Ein „Papst für Protestanten“ will er nicht sein

Frankfurt · Gerade mal zwei Wochen war Heinrich Bedford-Strohm Ratsvorsitzender der Evangelischen Kirche in Deutschland (EKD), da stellte er klar: In das neue Amt sei er nur für zwölf Monate gewählt. Dieses Jahr wolle er aber nutzen, um "in Anknüpfung an die Arbeit von Nikolaus Schneider wichtige Dinge aufs Gleis zu setzen, die keinen Aufschub dulden".

Der 54-jährige bayerische Landesbischof wurde im November zum obersten Repräsentanten der gut 23 Millionen Protestanten in Deutschland gewählt. Er führt die EKD zwölf Monate lang bis zur nächsten regulären Wahl des Leitungsgremiums, denn Schneider hatte den Ratsvorsitz vorzeitig niedergelegt. Knapp 100 Tage ist sein Nachfolger nun im Amt.

Von zentraler Bedeutung ist für Bedford-Strohm die gesellschaftliche Debatte über Sterbehilfe . Die evangelische Kirche tritt für ein umfassendes Verbot organisierter und kommerzieller Sterbehilfe ein. "Dass öffentlich Optionen angeboten werden, Leben beenden zu lassen, darf nicht sein", sagt der Landesbischof. Seine Argumente zielen vielmehr auf eine bessere Sterbebegleitung.

Dauerthema kirchlicher Wortmeldungen dürfte in den nächsten Monaten die Diskussion über Asylpolitik bleiben. In den vergangenen Monaten hat sich Bedford-Strohm in mehreren Ländern des Nahen Ostens selbst einen Eindruck von der Situation vieler Flüchtlinge verschafft. Ein Freund von Alarmismus ist der Bayer jedoch nicht. Neben dem Beistand für die Schwächsten sieht er eine Aufgabe der Kirche darin, Vorurteilen gegen Flüchtlinge entgegenzuwirken. Fremdenfeindlichkeit sei mit dem christlichen Glauben nicht vereinbar, sagt der Landesbischof.

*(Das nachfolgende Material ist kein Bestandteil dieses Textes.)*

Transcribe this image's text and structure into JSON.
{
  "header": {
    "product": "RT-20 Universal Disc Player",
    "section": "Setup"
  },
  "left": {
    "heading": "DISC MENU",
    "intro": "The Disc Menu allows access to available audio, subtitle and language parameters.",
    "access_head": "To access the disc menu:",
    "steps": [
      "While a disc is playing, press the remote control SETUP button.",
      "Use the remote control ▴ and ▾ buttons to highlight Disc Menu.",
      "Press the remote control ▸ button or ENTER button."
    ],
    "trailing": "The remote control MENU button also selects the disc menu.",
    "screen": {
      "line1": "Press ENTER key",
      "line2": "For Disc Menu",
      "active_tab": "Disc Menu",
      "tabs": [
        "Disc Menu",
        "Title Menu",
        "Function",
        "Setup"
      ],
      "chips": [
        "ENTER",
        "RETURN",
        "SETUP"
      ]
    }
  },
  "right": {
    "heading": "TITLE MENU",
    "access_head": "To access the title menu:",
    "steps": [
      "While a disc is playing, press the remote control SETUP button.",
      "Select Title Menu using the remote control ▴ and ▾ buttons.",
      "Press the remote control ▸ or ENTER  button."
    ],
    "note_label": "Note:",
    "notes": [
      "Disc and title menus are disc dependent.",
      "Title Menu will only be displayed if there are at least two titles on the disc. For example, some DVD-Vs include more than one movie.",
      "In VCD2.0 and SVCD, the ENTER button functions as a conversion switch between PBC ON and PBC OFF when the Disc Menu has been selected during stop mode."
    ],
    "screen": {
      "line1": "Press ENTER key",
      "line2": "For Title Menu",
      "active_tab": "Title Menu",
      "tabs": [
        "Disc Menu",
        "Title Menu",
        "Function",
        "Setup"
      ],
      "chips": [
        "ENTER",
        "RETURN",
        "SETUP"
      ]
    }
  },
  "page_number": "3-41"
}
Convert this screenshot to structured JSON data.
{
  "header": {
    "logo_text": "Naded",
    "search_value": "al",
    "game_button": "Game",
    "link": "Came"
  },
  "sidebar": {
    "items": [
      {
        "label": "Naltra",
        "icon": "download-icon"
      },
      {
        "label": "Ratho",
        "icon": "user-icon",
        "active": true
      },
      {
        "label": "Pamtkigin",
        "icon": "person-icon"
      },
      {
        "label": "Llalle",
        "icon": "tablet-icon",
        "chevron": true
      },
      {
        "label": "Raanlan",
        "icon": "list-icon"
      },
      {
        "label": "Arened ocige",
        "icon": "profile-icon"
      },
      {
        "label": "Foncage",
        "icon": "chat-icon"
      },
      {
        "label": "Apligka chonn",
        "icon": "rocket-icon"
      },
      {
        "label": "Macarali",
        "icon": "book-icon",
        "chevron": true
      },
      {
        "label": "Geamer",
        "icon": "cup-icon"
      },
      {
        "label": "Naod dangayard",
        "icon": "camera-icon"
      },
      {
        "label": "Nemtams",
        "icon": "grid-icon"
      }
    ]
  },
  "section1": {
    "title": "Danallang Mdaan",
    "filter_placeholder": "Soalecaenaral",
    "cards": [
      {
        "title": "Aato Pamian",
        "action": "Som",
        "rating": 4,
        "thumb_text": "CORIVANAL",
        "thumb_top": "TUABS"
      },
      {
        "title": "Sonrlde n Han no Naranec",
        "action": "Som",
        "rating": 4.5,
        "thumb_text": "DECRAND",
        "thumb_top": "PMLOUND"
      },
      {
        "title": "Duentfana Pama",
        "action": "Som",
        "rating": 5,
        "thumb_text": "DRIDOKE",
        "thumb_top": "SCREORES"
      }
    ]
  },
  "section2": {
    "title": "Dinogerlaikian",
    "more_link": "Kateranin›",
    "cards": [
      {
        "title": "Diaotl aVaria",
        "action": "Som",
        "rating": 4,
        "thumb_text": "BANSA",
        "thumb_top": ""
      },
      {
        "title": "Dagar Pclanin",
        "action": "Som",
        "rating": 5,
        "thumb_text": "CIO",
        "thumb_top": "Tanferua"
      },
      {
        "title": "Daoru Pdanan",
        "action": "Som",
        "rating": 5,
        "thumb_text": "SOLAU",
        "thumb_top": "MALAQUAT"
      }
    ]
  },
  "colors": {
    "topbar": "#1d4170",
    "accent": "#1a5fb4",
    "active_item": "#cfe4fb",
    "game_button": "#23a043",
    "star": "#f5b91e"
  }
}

Chefsache ist natürlich das nahende 500. Reformationsjubiläum 2017. Die evangelische Kirche solle dabei der Versuchung widerstehen, aus Abgrenzung neue Stärke zu ziehen, rät der Theologe. Weder ein "Fest der protestantischen Selbstbeweihräucherung" noch ein "Heldengedenken von Martin Luther " sei beabsichtigt - vielmehr ein "Christusfest", das die Konfessionen gemeinsam feiern könnten. Im Miteinander von evangelischer und katholischer Kirche praktiziert Bedford-Strohm eine "Ökumene der kurzen Wege", was rasche Reaktionen im Fall von Irritationen erleichtert. So radelte er wenige Tage nach seiner Wahl in München zum Amtssitz von Erzbischof Reinhard Marx , seinem Pendant bei der katholischen Deutschen Bischofskonferenz.

Dass die Steuerung des Tankers evangelische Kirche keine Ein-Mann-Show ist, darüber ist sich der Ratsvorsitzende im Klaren: "Weiter kommen wir nur als Kirche insgesamt, als Team im Rat." Mit solchen Sätzen relativiert er Einschätzungen, wonach der Ratsvorsitzende einem "Papst der Protestanten " vergleichbar sei. Eine neue geistliche Erweckung könne nicht ein Einzelner und auch nicht ein Ratsvorsitzender schaffen. "Ich bemühe mich, Anstöße zu geben. Ich bin mir dabei meiner Grenzen sehr bewusst", sagt Bedford-Strohm.